Short version: the FOR UPDATE in a sub-select is not necessary because the DELETE implementation already does the necessary locking. It would be redundant.
Ideally you should read and digest Concurrency Control to learn how the concurrency issues are dealt with by the SQL engine.
Specifically for the case you're mentioning, I think these couple of excerpts are the most relevant, in Read Committed Isolation Level:
UPDATE, DELETE, SELECT FOR UPDATE, and SELECT FOR SHARE commands
behave the same as SELECT in terms of searching for target rows: they
will only find target rows that were committed as of the command start
time.
However, such a target row might have already been updated (or
deleted or locked) by another concurrent transaction by the time it is
found. In this case, the would-be updater will wait for the first
updating transaction to commit or roll back (if it is still in
progress).
So one of your two concurrent DELETE will be put to wait, as soon as it tries to delete a row that the other one already processed just before. This wait will only end when the other one commits or roll backs. In a way, that means that the engine "detected the conflict" and serialized the two DELETE in order to deal with that conflict.

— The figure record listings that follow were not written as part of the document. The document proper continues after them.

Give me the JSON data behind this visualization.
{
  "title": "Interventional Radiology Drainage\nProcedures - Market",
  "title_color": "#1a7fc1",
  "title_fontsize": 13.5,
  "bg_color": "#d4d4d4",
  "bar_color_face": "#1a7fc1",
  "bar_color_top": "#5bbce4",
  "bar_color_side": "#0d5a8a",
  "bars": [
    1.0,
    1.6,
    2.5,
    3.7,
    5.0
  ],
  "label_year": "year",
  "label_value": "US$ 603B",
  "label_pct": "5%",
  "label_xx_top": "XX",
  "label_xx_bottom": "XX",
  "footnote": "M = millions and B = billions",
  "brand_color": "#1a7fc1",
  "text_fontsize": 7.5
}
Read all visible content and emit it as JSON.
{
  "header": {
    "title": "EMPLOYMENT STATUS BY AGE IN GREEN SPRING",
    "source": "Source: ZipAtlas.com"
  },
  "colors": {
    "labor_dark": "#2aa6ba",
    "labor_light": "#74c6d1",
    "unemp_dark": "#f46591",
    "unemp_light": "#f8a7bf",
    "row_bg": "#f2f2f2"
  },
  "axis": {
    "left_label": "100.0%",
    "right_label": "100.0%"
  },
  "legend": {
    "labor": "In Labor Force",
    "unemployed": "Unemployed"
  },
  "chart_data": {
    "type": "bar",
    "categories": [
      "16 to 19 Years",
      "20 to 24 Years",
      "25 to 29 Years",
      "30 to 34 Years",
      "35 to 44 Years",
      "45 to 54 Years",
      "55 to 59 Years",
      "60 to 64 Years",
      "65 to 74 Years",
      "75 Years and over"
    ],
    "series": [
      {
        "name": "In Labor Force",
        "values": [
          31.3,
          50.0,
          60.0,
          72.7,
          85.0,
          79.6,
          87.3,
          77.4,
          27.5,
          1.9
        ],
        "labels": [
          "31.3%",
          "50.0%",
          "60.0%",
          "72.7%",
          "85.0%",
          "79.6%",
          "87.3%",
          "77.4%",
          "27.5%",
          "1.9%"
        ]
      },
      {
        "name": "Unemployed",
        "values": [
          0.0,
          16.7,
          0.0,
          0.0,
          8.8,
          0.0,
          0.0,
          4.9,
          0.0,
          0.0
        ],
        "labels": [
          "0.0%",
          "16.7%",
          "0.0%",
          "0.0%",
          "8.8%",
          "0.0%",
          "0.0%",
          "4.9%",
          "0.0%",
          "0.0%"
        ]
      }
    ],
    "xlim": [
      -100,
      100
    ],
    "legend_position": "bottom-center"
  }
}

If the first updater rolls back, then its effects are
negated and the second updater can proceed with updating the
originally found row. If the first updater commits, the second updater
will ignore the row if the first updater deleted it, otherwise it will
attempt to apply its operation to the updated version of the row.
In your scenario, after the first DELETE has committed and the second one is waked up, the second one will be unable to delete the row that it was put to wait for, because it's no longer current, it's gone. That's not an error in this isolation level. The execution will just go on with the other rows, some of which may also have disappeared. Eventually it will report the actual number of rows that were deleted by this statement, that may be different from the number that the sub-select initially found, before the statement was put to wait.